On this feast of her Immaculate Heart, Mary shows us that the word of God is not something merely external to us. It is the deepest mystery stored up in our own being, that in which we live, and move, and have our being.
Mary lived entirely for the Fruit of her womb. Even after she gave him birth, she continued to carry him within her by faith. She had only to look into her Immaculate Heart in order to find him.
Yet she also continued to turn her gaze on the Child growing up by her side.

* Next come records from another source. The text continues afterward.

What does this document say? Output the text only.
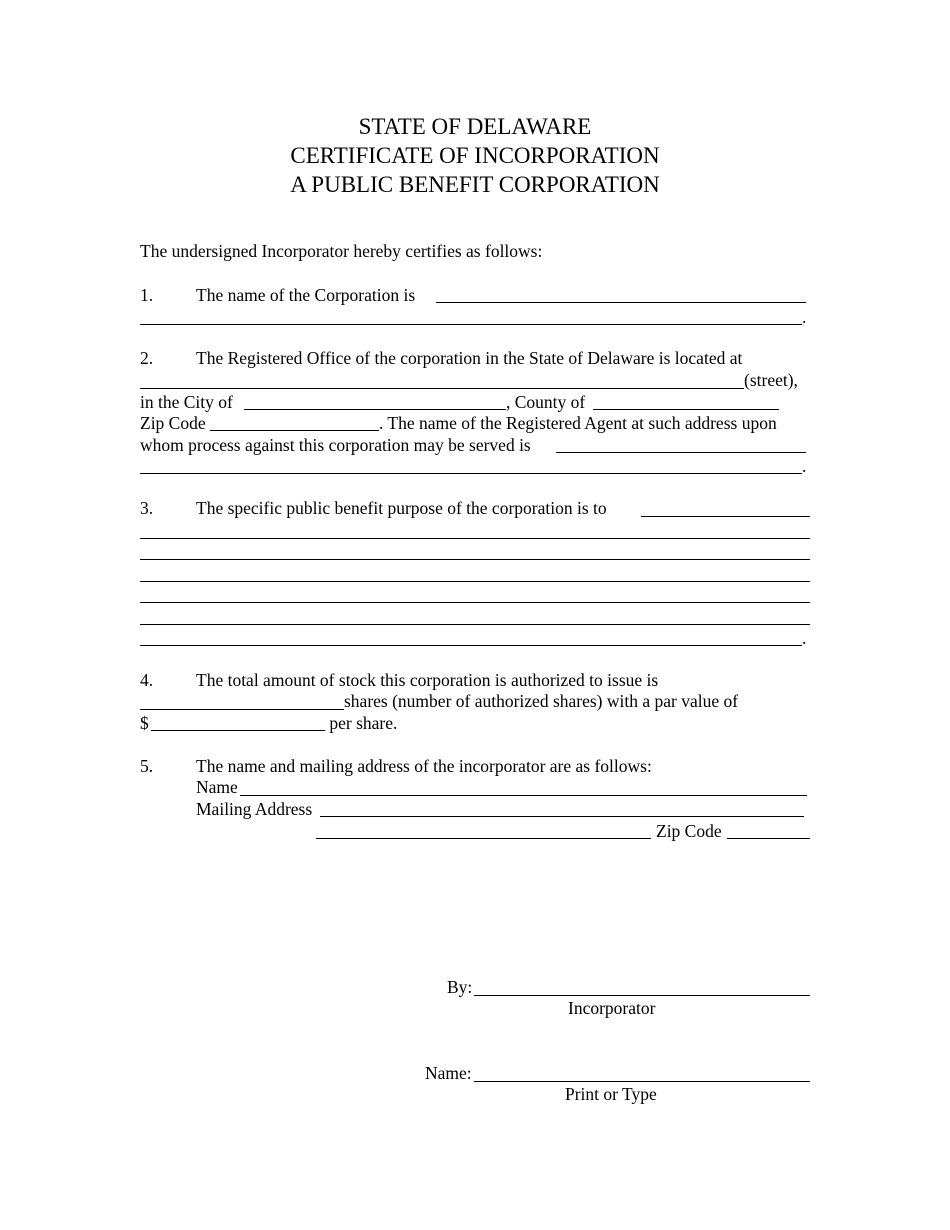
STATE OF DELAWARE
CERTIFICATE OF INCORPORATION
A PUBLIC BENEFIT CORPORATION
The undersigned Incorporator hereby certifies as follows:
1. The name of the Corporation is
.
2. The Registered Office of the corporation in the State of Delaware is located at
(street),
in the City of	, County of
Zip Code	. The name of the Registered Agent at such address upon
whom process against this corporation may be served is
.
3. The specific public benefit purpose of the corporation is to
.
4. The total amount of stock this corporation is authorized to issue is
shares (number of authorized shares) with a par value of
$	per share.
5. The name and mailing address of the incorporator are as follows:
Name
Mailing Address
Zip Code
By:
Incorporator
Name:
Print or Type
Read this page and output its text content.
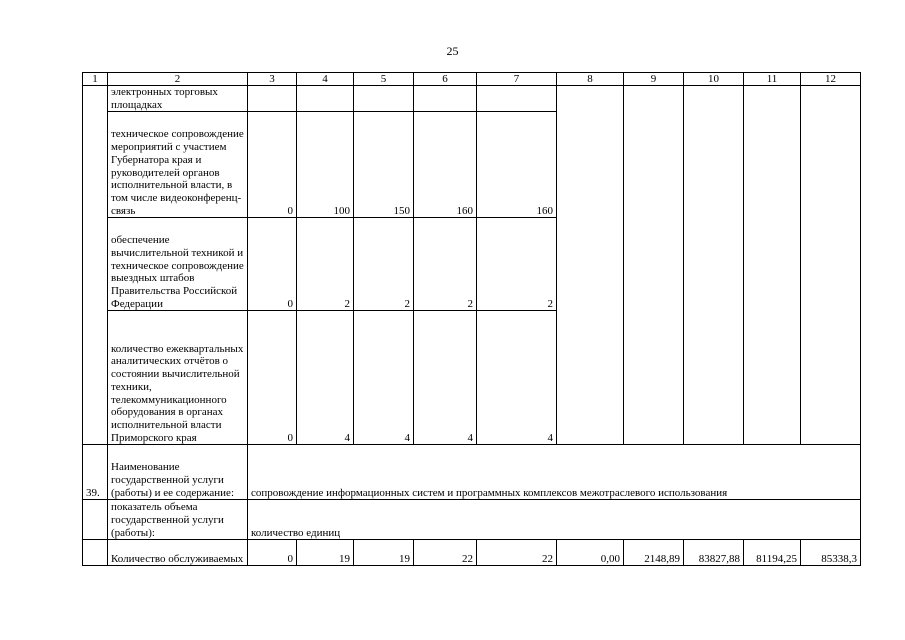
25
1	2	3	4	5	6	7	8	9	10	11	12
	электронных торговых площадках										
	техническое сопровождение мероприятий с участием Губернатора края и руководителей органов исполнительной власти, в том числе видеоконференц-связь	0	100	150	160	160					
	обеспечение вычислительной техникой и техническое сопровождение выездных штабов Правительства Российской Федерации	0	2	2	2	2					
	количество ежеквартальных аналитических отчётов о состоянии вычислительной техники, телекоммуникационного оборудования в органах исполнительной власти Приморского края	0	4	4	4	4					
39.	Наименование государственной услуги (работы) и ее содержание:	сопровождение информационных систем и программных комплексов межотраслевого использования									
	показатель объема государственной услуги (работы):	количество единиц									
	Количество обслуживаемых	0	19	19	22	22	0,00	2148,89	83827,88	81194,25	85338,3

Often she did not understand what he meant: when he remained behind in the temple without telling her; and when, as she stood at the foot of the cross, Jesus told her that the fruit of someone else’s womb, John, was to be her son.
Mary always obeyed this word that she recognized as divine, because, by a kind of solemn profession, she had already accepted it in advance. “Let it be done to me according to your word”, she said. “Receive me, O Lord, according to your promise, and I shall live”, says the monk.
Mary let herself be led to areas which she did not understand, and the monk who lives his vows can expect to encounter areas of the monastic life which he will not understand.